The other day Omar met in the market an ‘agreeable merchant,’ an Abyssinian fresh from his own country, which he had left because of the tyranny of Kassa, alias Todoros, the Sultan. The merchant had brought his wife and concubines to live here. His account is that the mass of the people are delighted to hear that the English are coming to conquer them, as they hope, and that everyone hates the King except two or three hundred scamps who form his bodyguard. He had seen the English prisoners, who, he says, are not ill-treated, but certainly in danger, as the King is with difficulty restrained from killing them by the said scamps, who fear the revenge of the English; also that there is one woman imprisoned with the native female prisoners. Hassan the donkeyboy, when he was a marmiton in Cairo, knew the Sultan Todoros, he was the only man who could be found to interpret between the then King of Abyssinia and Mohammed Ali Pasha, whom Todoros had come to visit. The merchant also expressed a great contempt for the Patriarch, and for their Matraam or Metropolitan, whom the English papers call the Abuna. Abuna is Arabic for ‘our father.’ The man is a Cairene Copt and was a hanger-on of two English missionaries (they were really Germans) here, and he is more than commonly a rascal and a hypocrite. I know a respectable Jew whom he had robbed of all his merchandise, only Ras Alee forced the Matraam to disgorge. Pray what was all that nonsense about the Armenian Patriarch of Jerusalem writing to Todoros? what could he have to do with it? The Coptic Patriarch, whose place is Cairo, could do it if he were forced.

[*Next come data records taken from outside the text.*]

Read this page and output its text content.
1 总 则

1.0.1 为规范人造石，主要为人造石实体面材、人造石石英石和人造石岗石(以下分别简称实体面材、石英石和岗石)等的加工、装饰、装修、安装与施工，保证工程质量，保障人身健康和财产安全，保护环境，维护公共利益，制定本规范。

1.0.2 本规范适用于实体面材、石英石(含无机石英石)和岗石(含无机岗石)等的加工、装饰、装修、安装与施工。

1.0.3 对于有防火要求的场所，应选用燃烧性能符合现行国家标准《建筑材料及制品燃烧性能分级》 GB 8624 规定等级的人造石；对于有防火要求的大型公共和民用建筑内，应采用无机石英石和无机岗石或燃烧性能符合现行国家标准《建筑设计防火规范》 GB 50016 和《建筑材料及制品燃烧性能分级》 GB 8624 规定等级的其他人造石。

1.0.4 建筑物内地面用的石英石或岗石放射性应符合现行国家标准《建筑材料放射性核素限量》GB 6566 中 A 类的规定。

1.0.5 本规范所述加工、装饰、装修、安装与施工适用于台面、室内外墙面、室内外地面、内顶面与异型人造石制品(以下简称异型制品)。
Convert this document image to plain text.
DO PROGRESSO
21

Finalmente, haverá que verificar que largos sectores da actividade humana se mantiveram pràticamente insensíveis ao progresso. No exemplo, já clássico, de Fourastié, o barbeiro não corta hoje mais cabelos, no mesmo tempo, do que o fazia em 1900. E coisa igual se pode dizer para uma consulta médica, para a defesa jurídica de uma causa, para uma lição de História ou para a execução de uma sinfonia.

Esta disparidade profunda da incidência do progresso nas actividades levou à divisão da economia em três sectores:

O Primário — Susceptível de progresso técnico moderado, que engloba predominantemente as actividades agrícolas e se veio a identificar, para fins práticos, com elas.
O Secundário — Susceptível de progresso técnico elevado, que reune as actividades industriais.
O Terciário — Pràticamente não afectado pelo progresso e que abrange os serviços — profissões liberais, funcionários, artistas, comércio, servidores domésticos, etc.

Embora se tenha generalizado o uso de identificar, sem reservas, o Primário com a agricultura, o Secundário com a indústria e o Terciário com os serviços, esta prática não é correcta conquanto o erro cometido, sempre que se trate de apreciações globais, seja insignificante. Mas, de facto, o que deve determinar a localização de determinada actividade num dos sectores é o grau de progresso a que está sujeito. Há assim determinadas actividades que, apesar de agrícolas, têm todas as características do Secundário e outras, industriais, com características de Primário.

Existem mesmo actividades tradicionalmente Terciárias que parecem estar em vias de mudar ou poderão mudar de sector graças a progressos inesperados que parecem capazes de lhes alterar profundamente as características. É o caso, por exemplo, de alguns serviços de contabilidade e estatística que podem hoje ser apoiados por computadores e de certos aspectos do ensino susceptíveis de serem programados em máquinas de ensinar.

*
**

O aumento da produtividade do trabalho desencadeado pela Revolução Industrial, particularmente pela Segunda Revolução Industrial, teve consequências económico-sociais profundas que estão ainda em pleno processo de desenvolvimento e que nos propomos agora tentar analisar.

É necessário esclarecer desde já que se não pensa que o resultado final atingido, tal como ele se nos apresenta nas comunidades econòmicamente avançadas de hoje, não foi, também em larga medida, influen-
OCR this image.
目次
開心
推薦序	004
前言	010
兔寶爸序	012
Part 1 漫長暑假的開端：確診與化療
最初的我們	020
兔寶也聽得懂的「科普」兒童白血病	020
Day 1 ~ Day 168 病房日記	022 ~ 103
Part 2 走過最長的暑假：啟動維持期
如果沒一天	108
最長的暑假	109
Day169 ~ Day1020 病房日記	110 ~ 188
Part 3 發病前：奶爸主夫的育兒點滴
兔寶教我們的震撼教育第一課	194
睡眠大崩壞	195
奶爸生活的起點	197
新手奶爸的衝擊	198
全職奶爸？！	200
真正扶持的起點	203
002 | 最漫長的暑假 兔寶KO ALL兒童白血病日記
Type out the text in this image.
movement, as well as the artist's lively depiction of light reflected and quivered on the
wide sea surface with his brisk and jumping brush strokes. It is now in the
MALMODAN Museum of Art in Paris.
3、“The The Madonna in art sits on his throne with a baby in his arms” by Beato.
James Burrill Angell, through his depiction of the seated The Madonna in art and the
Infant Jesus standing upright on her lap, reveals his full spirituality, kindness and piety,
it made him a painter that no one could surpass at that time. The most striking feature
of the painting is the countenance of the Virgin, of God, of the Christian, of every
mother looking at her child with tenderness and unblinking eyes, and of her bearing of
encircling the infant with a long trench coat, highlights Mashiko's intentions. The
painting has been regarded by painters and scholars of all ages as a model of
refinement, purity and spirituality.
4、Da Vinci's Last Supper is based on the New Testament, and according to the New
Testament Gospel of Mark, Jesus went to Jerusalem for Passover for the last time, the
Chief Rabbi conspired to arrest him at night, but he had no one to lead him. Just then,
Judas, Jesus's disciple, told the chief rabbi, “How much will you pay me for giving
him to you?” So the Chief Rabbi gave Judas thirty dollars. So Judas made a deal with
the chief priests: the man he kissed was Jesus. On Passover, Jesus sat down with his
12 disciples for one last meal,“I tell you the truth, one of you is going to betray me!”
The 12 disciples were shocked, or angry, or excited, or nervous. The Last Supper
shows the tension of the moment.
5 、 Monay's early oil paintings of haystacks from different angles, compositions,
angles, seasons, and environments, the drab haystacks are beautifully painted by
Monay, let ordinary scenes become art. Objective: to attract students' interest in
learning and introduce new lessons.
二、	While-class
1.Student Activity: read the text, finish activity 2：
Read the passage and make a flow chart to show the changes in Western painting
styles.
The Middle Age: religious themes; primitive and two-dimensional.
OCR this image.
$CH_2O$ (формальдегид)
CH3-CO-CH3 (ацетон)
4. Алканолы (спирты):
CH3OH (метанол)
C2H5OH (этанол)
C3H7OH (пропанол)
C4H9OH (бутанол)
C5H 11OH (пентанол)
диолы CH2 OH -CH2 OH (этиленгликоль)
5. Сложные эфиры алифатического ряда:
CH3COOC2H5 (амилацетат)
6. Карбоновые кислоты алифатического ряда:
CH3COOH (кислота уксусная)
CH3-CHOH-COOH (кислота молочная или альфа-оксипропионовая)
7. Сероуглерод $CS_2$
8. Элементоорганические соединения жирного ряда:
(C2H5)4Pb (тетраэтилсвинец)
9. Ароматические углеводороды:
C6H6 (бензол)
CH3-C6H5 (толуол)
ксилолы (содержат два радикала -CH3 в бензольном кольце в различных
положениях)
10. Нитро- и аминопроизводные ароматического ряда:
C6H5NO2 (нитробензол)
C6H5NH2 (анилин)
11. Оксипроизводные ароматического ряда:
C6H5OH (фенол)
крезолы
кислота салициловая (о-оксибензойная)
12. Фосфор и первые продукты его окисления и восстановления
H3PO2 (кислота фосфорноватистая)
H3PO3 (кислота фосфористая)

At last my boat is finished, so to-morrow Omar will clean the windows, and on Saturday move in the cushions, etc. and me, and on Sunday go to Alexandria . I hear the dreadful voice of Hajj’ Alee, the painter, outside, and will retire before he gets to the cabin door, for fear he should want to bore me again. I do hope Maurice will enjoy his journey; everyone is anxious to please him. The Sheykh of the Hawara sent his brother to remind me to stop at his ‘palace’ near Girgeh, that he might make a fantasia for my son. So Maurice will see real Arab riding, and jereed, and sheep roasted whole and all the rest of it. The Sheykh is the last of the great Arab chieftains of Egypt, and has thousands of fellaheen and a large income. He did it for Lord Spencer and for the Duke of Rutland and I shall get as good a fantasia, I have no doubt. Perhaps at Keneh Maurice had better not see the dancing, for Zeyneb and Latefeeh are terribly fascinating, they are such pleasant jolly girls as well as pretty and graceful, but old Oum ez-Zeyn (mother of beauty), so-called on account of his hideousness, will want us to eat his good dinner.